Illustrating ant hairs

 

One of the most satisfying things to do when illustrating ants with Adobe Illustrator (AI) is to turn rather dull hairs into elegant tapered masterpieces. Hairs, or ‘setae’ as the traditionalists prefer, can be excellent characters for identification. For my introduced ant key, I need to come up with characters for distinguishing Camponotus planatus from Camponotus atriceps. I’ve coded both as having abundant long erect hairs on the head, mesosoma and gaster. But the quality of the hairs is different between these two. Those of C. planatus are stiff and thick, while those of C. atriceps are slender and flexuous. Here’s a quick post on how I drew the hairs for C. atriceps.

 

First thing was to import a photograph of C. atriceps from Antweb. I had to rotate it to the standard position where the back two coxae are level with each other.

Screenshot of Adobe Illustrator with specimen photo of C. atricpes placed as the first layer.

 

Next I created new layers for the head, mesosoma, waist and gaster, and drew the outlines using the Pen tool. I hope to post more on these basic steps of tracing specimen images in the near future.

The outlines of the specimen have been traced with the pen tool, and filled in with white.

 

Now I create a new layer for the hairs, and lock all of the other layers.

New 'hairs' layer is created and I zoom in a bit.

 

The next step is to trace the hairs. There are a few ways to do this, but the trick is to achieve a nice smooth curve. With hairs, I like to use the Pencil tool and trace on my x200 Thinkpad tablet. Before I had my tablet, though, I would probably stick with the Pen tool for these type of long flexuous hairs. If you do opt for the Pencil tool, make sure to double click on it and select a nice smoothness (I used 75%) and get rid of the ‘edit paths’ option for sure.

 

Hairs are traced using the Pencil tool with a tablet, but the Pen tool works well for these as well.

Once I’ve traced all the hairs on the profile outline, I hide the specimen photograph layer to see how it looks.

 

Here comes the cool part: making a new hair type.

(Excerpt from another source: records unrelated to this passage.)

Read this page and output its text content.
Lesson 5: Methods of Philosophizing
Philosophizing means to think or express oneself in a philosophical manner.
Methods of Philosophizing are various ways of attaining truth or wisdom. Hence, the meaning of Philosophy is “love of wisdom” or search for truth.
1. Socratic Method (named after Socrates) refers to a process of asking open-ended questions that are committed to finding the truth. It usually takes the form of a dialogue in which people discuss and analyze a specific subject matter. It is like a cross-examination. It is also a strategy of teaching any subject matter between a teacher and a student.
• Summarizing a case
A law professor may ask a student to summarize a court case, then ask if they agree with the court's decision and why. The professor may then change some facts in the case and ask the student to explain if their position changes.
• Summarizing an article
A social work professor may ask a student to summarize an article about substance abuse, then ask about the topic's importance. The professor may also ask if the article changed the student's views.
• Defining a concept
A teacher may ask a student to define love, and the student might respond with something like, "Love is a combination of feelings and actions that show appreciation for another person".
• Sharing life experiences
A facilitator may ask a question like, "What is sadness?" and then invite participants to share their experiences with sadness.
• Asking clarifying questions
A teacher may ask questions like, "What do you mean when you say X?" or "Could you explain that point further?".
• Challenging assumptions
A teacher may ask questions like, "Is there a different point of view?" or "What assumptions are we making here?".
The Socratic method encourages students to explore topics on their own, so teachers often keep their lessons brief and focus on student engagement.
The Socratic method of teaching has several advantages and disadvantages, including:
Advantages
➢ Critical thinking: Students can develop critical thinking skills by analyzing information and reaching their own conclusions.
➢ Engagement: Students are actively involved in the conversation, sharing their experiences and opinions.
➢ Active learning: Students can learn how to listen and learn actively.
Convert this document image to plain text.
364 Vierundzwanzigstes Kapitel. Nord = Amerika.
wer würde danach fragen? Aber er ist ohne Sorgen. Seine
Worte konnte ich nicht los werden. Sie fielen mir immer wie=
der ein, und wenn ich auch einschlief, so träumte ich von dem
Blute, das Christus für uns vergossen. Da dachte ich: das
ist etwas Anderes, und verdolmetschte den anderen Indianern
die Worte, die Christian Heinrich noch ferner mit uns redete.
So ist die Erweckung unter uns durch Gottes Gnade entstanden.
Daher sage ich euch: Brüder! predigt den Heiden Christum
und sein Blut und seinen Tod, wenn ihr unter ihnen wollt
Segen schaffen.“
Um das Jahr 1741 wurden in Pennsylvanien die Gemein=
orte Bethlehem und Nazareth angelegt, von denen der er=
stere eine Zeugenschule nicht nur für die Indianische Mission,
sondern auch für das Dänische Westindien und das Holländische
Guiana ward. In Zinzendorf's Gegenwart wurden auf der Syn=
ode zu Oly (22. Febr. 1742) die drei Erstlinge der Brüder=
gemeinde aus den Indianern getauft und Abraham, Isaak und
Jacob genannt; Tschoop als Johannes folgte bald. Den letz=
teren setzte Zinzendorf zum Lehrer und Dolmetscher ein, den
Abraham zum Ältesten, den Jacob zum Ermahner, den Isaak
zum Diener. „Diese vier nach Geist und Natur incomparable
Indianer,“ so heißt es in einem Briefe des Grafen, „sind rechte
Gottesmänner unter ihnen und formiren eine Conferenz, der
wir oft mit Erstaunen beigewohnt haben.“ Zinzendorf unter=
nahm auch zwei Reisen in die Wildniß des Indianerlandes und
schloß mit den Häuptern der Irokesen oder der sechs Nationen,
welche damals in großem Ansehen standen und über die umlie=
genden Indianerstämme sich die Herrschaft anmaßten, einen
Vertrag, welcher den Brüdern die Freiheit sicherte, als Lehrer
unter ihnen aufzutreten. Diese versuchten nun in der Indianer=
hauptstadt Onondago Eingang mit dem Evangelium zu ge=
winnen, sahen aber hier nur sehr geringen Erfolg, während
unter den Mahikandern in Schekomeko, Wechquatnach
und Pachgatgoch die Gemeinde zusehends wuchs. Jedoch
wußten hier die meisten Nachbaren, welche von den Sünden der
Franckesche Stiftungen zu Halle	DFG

  1. Use the pen tool to draw a straight line approximately as long as one of the longer hairs. Change the stroke to 0.25.
  2. Select the line and copy it (Control+C).
  3. Paste the line to the back (Control+B). This pastes the copy directly behind the original.
  4. Use the ‘Direct Select’ tool (A) and drag a selection box around the top two points (it looks like just one point because the copy is directly behind the original). Now join the two selected points. I do this by right clicking and selecting ‘Join’, but I’m sure there are other ways to get there.
  5. Again using the Direct Select tool, click on one of the bottom points. Use the arrow keys to move it a few pixels to the left. I changed the default keyboard increment (Edit > Preferences > General) to .001 in to have a bit more precision.
  6. Now select the other bottom point and move it an equal number of spaces to the right.
  7. Draw a line joining these two bottom points.
  8. Use the ‘Add anchor point’ tool (+) to drop an anchor point in the middle of this bottom line.
  9. Select the middle anchor point and move it down a few spaces. Click it and hold with the ‘Convert anchor points’ tool (Shift+C) to add a little curve to the bottom line.
  10. Fill the resulting polygon with black (or you could go for a gray if they are very light hairs if you want).
  11. Use the regular Selection tool (V) to select the whole object.
  12. Open the ‘Brushes’ window and create a new brush (lower right page icon in the window). Make it an Art Brush.
  13. Name the brush, and make sure the arrow is pointing upwards towards the pointy end (so long as you drew the hairs from the base to the tip). Save the brush library as ‘Ant Hairs’ or something like that. Sometimes if the following steps don’t work, I copy my hair to a new AI window and make a new brush. Some odd glitch or something, but sometimes it doesn’t save the brush correctly.
  14. Now select all your hairs. Easy way to do this is to make sure all the other layers are locked except for the hair layer, then do a ‘Select All’ command (Control+A). Click the new hair brush on the brush panel window, and voila. If the hairs are backwards, you may need to switch the way the arrow points in the brush options.

Lines rendered as hairs using my new C. atriceps hairs brush. Notice the fine tapering!

 

Now that you have the hair brush, you can paint hairs directly using the paintbrush tool. I find the paintbrush tool takes a lot longer, though, so I personally prefer using the pen or pencil tool, and then selecting all the strokes and converting them to brushstrokes with whichever ant hairs brush best suites the job.